The judge later added:

'The concept of a fair price assumes that the shares have an objective value by which the fairness of the offer can be assessed.'

The judge commented that fairness of the offer should be judged by reference to what will happen if it is accepted, not if it is refused. This is a point often overlooked by the Shares Valuation Division. He then said this:

'In the case of a quasi-partnership company, the corporate structure represents the legal medium by which the business is carried on as a joint venture. The petitioner's interest in the joint venture cannot be determined by a sale of his shareholding to his co-venturers unless the price reflects his share in the underlying business.

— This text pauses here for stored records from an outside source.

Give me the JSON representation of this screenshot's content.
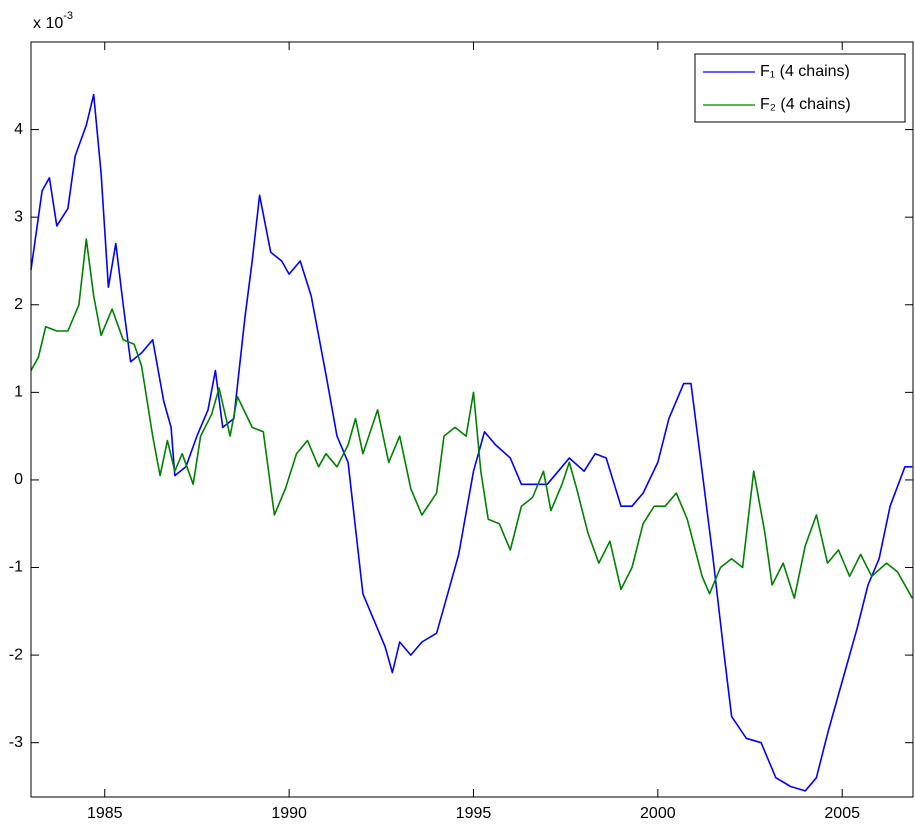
{
  "chart_data": {
    "type": "line",
    "axis_multiplier": {
      "base": "x 10",
      "exponent": "-3"
    },
    "series": [
      {
        "name": "F₁ (4 chains)",
        "color": "#0000ff",
        "x": [
          1983.0,
          1983.3,
          1983.5,
          1983.7,
          1984.0,
          1984.2,
          1984.5,
          1984.7,
          1984.9,
          1985.1,
          1985.3,
          1985.5,
          1985.7,
          1986.0,
          1986.3,
          1986.6,
          1986.8,
          1986.9,
          1987.2,
          1987.5,
          1987.8,
          1988.0,
          1988.2,
          1988.5,
          1988.8,
          1989.0,
          1989.2,
          1989.5,
          1989.8,
          1990.0,
          1990.3,
          1990.6,
          1991.0,
          1991.3,
          1991.6,
          1992.0,
          1992.3,
          1992.6,
          1992.8,
          1993.0,
          1993.3,
          1993.6,
          1994.0,
          1994.3,
          1994.6,
          1995.0,
          1995.3,
          1995.6,
          1996.0,
          1996.3,
          1996.6,
          1997.0,
          1997.3,
          1997.6,
          1998.0,
          1998.3,
          1998.6,
          1999.0,
          1999.3,
          1999.6,
          2000.0,
          2000.3,
          2000.7,
          2000.9,
          2001.2,
          2001.5,
          2001.8,
          2002.0,
          2002.4,
          2002.8,
          2003.2,
          2003.6,
          2004.0,
          2004.3,
          2004.6,
          2005.0,
          2005.4,
          2005.7,
          2006.0,
          2006.3,
          2006.7,
          2006.9
        ],
        "values": [
          2.4,
          3.3,
          3.45,
          2.9,
          3.1,
          3.7,
          4.05,
          4.4,
          3.5,
          2.2,
          2.7,
          2.0,
          1.35,
          1.45,
          1.6,
          0.9,
          0.6,
          0.05,
          0.15,
          0.5,
          0.8,
          1.25,
          0.6,
          0.7,
          1.85,
          2.5,
          3.25,
          2.6,
          2.5,
          2.35,
          2.5,
          2.1,
          1.2,
          0.5,
          0.2,
          -1.3,
          -1.6,
          -1.9,
          -2.2,
          -1.85,
          -2.0,
          -1.85,
          -1.75,
          -1.3,
          -0.85,
          0.1,
          0.55,
          0.4,
          0.25,
          -0.05,
          -0.05,
          -0.05,
          0.1,
          0.25,
          0.1,
          0.3,
          0.25,
          -0.3,
          -0.3,
          -0.15,
          0.2,
          0.7,
          1.1,
          1.1,
          0.1,
          -0.9,
          -2.0,
          -2.7,
          -2.95,
          -3.0,
          -3.4,
          -3.5,
          -3.55,
          -3.4,
          -2.9,
          -2.3,
          -1.7,
          -1.2,
          -0.9,
          -0.3,
          0.15,
          0.15
        ]
      },
      {
        "name": "F₂ (4 chains)",
        "color": "#008000",
        "x": [
          1983.0,
          1983.2,
          1983.4,
          1983.7,
          1984.0,
          1984.3,
          1984.5,
          1984.7,
          1984.9,
          1985.2,
          1985.5,
          1985.8,
          1986.0,
          1986.3,
          1986.5,
          1986.7,
          1986.9,
          1987.1,
          1987.4,
          1987.6,
          1987.9,
          1988.1,
          1988.4,
          1988.6,
          1989.0,
          1989.3,
          1989.6,
          1989.9,
          1990.2,
          1990.5,
          1990.8,
          1991.0,
          1991.3,
          1991.6,
          1991.8,
          1992.0,
          1992.4,
          1992.7,
          1993.0,
          1993.3,
          1993.6,
          1994.0,
          1994.2,
          1994.5,
          1994.8,
          1995.0,
          1995.2,
          1995.4,
          1995.7,
          1996.0,
          1996.3,
          1996.6,
          1996.9,
          1997.1,
          1997.4,
          1997.6,
          1997.8,
          1998.1,
          1998.4,
          1998.7,
          1999.0,
          1999.3,
          1999.6,
          1999.9,
          2000.2,
          2000.5,
          2000.8,
          2001.2,
          2001.4,
          2001.7,
          2002.0,
          2002.3,
          2002.6,
          2002.9,
          2003.1,
          2003.4,
          2003.7,
          2004.0,
          2004.3,
          2004.6,
          2004.9,
          2005.2,
          2005.5,
          2005.8,
          2006.2,
          2006.5,
          2006.9
        ],
        "values": [
          1.25,
          1.4,
          1.75,
          1.7,
          1.7,
          2.0,
          2.75,
          2.1,
          1.65,
          1.95,
          1.6,
          1.55,
          1.3,
          0.5,
          0.05,
          0.45,
          0.1,
          0.3,
          -0.05,
          0.5,
          0.75,
          1.05,
          0.5,
          0.95,
          0.6,
          0.55,
          -0.4,
          -0.1,
          0.3,
          0.45,
          0.15,
          0.3,
          0.15,
          0.4,
          0.7,
          0.3,
          0.8,
          0.2,
          0.5,
          -0.1,
          -0.4,
          -0.15,
          0.5,
          0.6,
          0.5,
          1.0,
          0.1,
          -0.45,
          -0.5,
          -0.8,
          -0.3,
          -0.2,
          0.1,
          -0.35,
          -0.05,
          0.2,
          -0.1,
          -0.6,
          -0.95,
          -0.7,
          -1.25,
          -1.0,
          -0.5,
          -0.3,
          -0.3,
          -0.15,
          -0.45,
          -1.1,
          -1.3,
          -1.0,
          -0.9,
          -1.0,
          0.1,
          -0.6,
          -1.2,
          -0.95,
          -1.35,
          -0.75,
          -0.4,
          -0.95,
          -0.8,
          -1.1,
          -0.85,
          -1.1,
          -0.95,
          -1.05,
          -1.35
        ]
      }
    ],
    "xlim": [
      1983.0,
      2006.92
    ],
    "xticks": [
      1985,
      1990,
      1995,
      2000,
      2005
    ],
    "ylim": [
      -3.62,
      5
    ],
    "yticks": [
      -3,
      -2,
      -1,
      0,
      1,
      2,
      3,
      4
    ],
    "legend": "northeast"
  }
}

The subject-matter of the notional sale which forms the basis of valuation is, therefore, not the petitioner's minority holding, but the entire capital of the company.'

In conclusion, the judge said that Opportunity would have to pay a price which reflected the value of the business as a going concern, without discount for the shareholding's minority status, if (in the context of that litigation) liquidation of the company was to be avoided. Hence a fair price meant no discount, as the price must reflect the true nature of the quasi-partnership which was the company.

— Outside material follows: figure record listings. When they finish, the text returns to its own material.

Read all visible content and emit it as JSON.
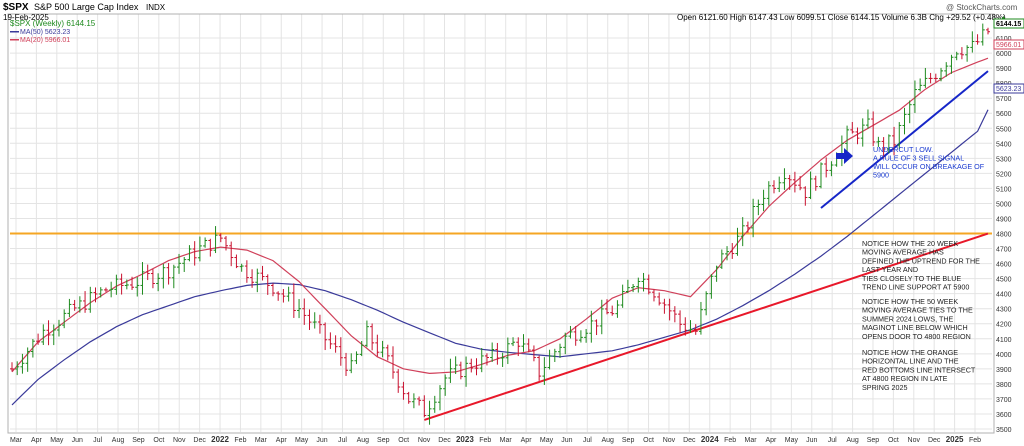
{
  "header": {
    "symbol": "$SPX",
    "name": "S&P 500 Large Cap Index",
    "exchange": "INDX",
    "date": "19-Feb-2025",
    "watermark": "@ StockCharts.com",
    "legend_symbol": "$SPX (Weekly) 6144.15",
    "legend_ma50": "MA(50) 5623.23",
    "legend_ma20": "MA(20) 5966.01",
    "ohlc": "Open 6121.60  High 6147.43  Low 6099.51  Close 6144.15  Volume 6.3B  Chg +29.52 (+0.48%)",
    "ohlc_arrow": "▲"
  },
  "annotations": {
    "undercut": [
      "UNDERCUT LOW.",
      "A RULE OF 3 SELL SIGNAL",
      "WILL OCCUR ON BREAKAGE OF",
      "5900"
    ],
    "note1": [
      "NOTICE HOW THE 20 WEEK",
      "MOVING AVERAGE HAS",
      "DEFINED THE UPTREND FOR THE",
      "LAST YEAR AND",
      "TIES CLOSELY TO THE BLUE",
      "TREND LINE SUPPORT AT 5900"
    ],
    "note2": [
      "NOTICE HOW THE 50 WEEK",
      "MOVING AVERAGE TIES TO THE",
      "SUMMER 2024 LOWS, THE",
      "MAGINOT LINE BELOW WHICH",
      "OPENS DOOR TO 4800 REGION"
    ],
    "note3": [
      "NOTICE HOW THE ORANGE",
      "HORIZONTAL LINE AND THE",
      "RED BOTTOMS LINE INTERSECT",
      "AT 4800 REGION IN LATE",
      "SPRING 2025"
    ]
  },
  "colors": {
    "up": "#1e8a1e",
    "down": "#c8102e",
    "ma20": "#d0405a",
    "ma50": "#3a3a9a",
    "orange": "#f5a623",
    "red": "#e8182a",
    "blue": "#1626c8",
    "note": "#1a3ad0",
    "grid": "#e4e4e4"
  },
  "chart_data": {
    "type": "candlestick-ohlc-weekly",
    "ylim": [
      3480,
      6260
    ],
    "yticks": [
      3500,
      3600,
      3700,
      3800,
      3900,
      4000,
      4100,
      4200,
      4300,
      4400,
      4500,
      4600,
      4700,
      4800,
      4900,
      5000,
      5100,
      5200,
      5300,
      5400,
      5500,
      5600,
      5700,
      5800,
      5900,
      6000,
      6100
    ],
    "price_labels": {
      "last": "6144.15",
      "ma20": "5966.01",
      "ma50": "5623.23"
    },
    "xticks": [
      "Mar",
      "Apr",
      "May",
      "Jun",
      "Jul",
      "Aug",
      "Sep",
      "Oct",
      "Nov",
      "Dec",
      "2022",
      "Feb",
      "Mar",
      "Apr",
      "May",
      "Jun",
      "Jul",
      "Aug",
      "Sep",
      "Oct",
      "Nov",
      "Dec",
      "2023",
      "Feb",
      "Mar",
      "Apr",
      "May",
      "Jun",
      "Jul",
      "Aug",
      "Sep",
      "Oct",
      "Nov",
      "Dec",
      "2024",
      "Feb",
      "Mar",
      "Apr",
      "May",
      "Jun",
      "Jul",
      "Aug",
      "Sep",
      "Oct",
      "Nov",
      "Dec",
      "2025",
      "Feb"
    ],
    "series": [
      {
        "name": "$SPX (Weekly)",
        "kind": "price"
      },
      {
        "name": "MA(50)",
        "kind": "ma50",
        "points": [
          [
            0,
            3660
          ],
          [
            5,
            3830
          ],
          [
            10,
            3960
          ],
          [
            15,
            4080
          ],
          [
            20,
            4180
          ],
          [
            25,
            4260
          ],
          [
            30,
            4320
          ],
          [
            35,
            4380
          ],
          [
            40,
            4420
          ],
          [
            45,
            4455
          ],
          [
            50,
            4470
          ],
          [
            55,
            4460
          ],
          [
            60,
            4420
          ],
          [
            65,
            4360
          ],
          [
            70,
            4290
          ],
          [
            75,
            4210
          ],
          [
            80,
            4140
          ],
          [
            85,
            4070
          ],
          [
            90,
            4030
          ],
          [
            95,
            4010
          ],
          [
            100,
            3995
          ],
          [
            105,
            3980
          ],
          [
            110,
            4000
          ],
          [
            115,
            4020
          ],
          [
            120,
            4060
          ],
          [
            125,
            4110
          ],
          [
            130,
            4160
          ],
          [
            135,
            4230
          ],
          [
            140,
            4320
          ],
          [
            145,
            4420
          ],
          [
            150,
            4530
          ],
          [
            155,
            4650
          ],
          [
            160,
            4780
          ],
          [
            165,
            4920
          ],
          [
            170,
            5060
          ],
          [
            175,
            5200
          ],
          [
            180,
            5340
          ],
          [
            185,
            5480
          ],
          [
            187,
            5623
          ]
        ]
      },
      {
        "name": "MA(20)",
        "kind": "ma20",
        "points": [
          [
            0,
            3880
          ],
          [
            5,
            4080
          ],
          [
            10,
            4210
          ],
          [
            15,
            4340
          ],
          [
            20,
            4450
          ],
          [
            25,
            4530
          ],
          [
            30,
            4620
          ],
          [
            35,
            4680
          ],
          [
            40,
            4710
          ],
          [
            45,
            4690
          ],
          [
            50,
            4620
          ],
          [
            55,
            4480
          ],
          [
            60,
            4300
          ],
          [
            65,
            4120
          ],
          [
            70,
            3980
          ],
          [
            75,
            3900
          ],
          [
            80,
            3870
          ],
          [
            85,
            3880
          ],
          [
            90,
            3930
          ],
          [
            95,
            3990
          ],
          [
            100,
            4020
          ],
          [
            105,
            4100
          ],
          [
            110,
            4230
          ],
          [
            115,
            4370
          ],
          [
            120,
            4440
          ],
          [
            125,
            4420
          ],
          [
            130,
            4380
          ],
          [
            135,
            4560
          ],
          [
            140,
            4780
          ],
          [
            145,
            4980
          ],
          [
            150,
            5140
          ],
          [
            155,
            5290
          ],
          [
            160,
            5420
          ],
          [
            165,
            5520
          ],
          [
            170,
            5620
          ],
          [
            175,
            5760
          ],
          [
            180,
            5870
          ],
          [
            185,
            5940
          ],
          [
            187,
            5966
          ]
        ]
      },
      {
        "name": "",
        "kind": "close",
        "points": [
          [
            0,
            3900
          ],
          [
            6,
            4150
          ],
          [
            12,
            4300
          ],
          [
            18,
            4430
          ],
          [
            24,
            4480
          ],
          [
            30,
            4560
          ],
          [
            36,
            4700
          ],
          [
            40,
            4770
          ],
          [
            44,
            4570
          ],
          [
            50,
            4450
          ],
          [
            55,
            4300
          ],
          [
            60,
            4100
          ],
          [
            65,
            3900
          ],
          [
            68,
            4130
          ],
          [
            72,
            3950
          ],
          [
            76,
            3700
          ],
          [
            79,
            3620
          ],
          [
            83,
            3840
          ],
          [
            88,
            3930
          ],
          [
            93,
            3990
          ],
          [
            97,
            4090
          ],
          [
            101,
            3880
          ],
          [
            106,
            4110
          ],
          [
            111,
            4200
          ],
          [
            116,
            4310
          ],
          [
            120,
            4530
          ],
          [
            124,
            4380
          ],
          [
            128,
            4200
          ],
          [
            131,
            4150
          ],
          [
            135,
            4600
          ],
          [
            140,
            4800
          ],
          [
            144,
            5070
          ],
          [
            148,
            5220
          ],
          [
            152,
            5080
          ],
          [
            156,
            5250
          ],
          [
            160,
            5440
          ],
          [
            164,
            5510
          ],
          [
            166,
            5380
          ],
          [
            169,
            5410
          ],
          [
            173,
            5730
          ],
          [
            177,
            5870
          ],
          [
            181,
            6030
          ],
          [
            184,
            6040
          ],
          [
            187,
            6144
          ]
        ]
      }
    ],
    "lines": [
      {
        "name": "",
        "kind": "orange-horizontal",
        "y": 4800
      },
      {
        "name": "",
        "kind": "red-bottoms",
        "from": [
          79,
          3560
        ],
        "to": [
          187,
          4800
        ]
      },
      {
        "name": "",
        "kind": "blue-trend",
        "from": [
          155,
          4970
        ],
        "to": [
          187,
          5880
        ]
      }
    ]
  }
}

As I have indicated, from a different angle, the Opportunity decision can be reconciled with Hawkings-Byass, where a minority shareholding commanded a premium rather than a discount because of the special position or relationship of the vendors vis-à-vis the purchasers. In that case, the tribunal adopted the approach of an earlier decision, Caton's Administrators to section 273(3), Taxation of Chargeable Gains Act 1992, and held that it was effective to provide that any information including unpublished confidential information, and even information which might prejudice the interests of the company, is assumed to be available in the hypothetical sale if it would be reasonably required by a prudent prospective purchaser. It referred to the hypothetical market described by Lord Justice Hoffmann in Commissioners of Inland Revenue v Gray (surviving executor of Lady Fox deceased) [1994] STC 360 which is the clearest explanation, in my view, of the basic principle that the price to be found in such a market is one:

' which the evidence shows that various people would have been likely to pay reflecting, for example, the fact that one person had a particular reason for paying a higher price than others The valuation is thus a retrospective exercise in probabilities, wholly derived from the real world '

Some might contest the last comment which is, of course, the statutory fiction.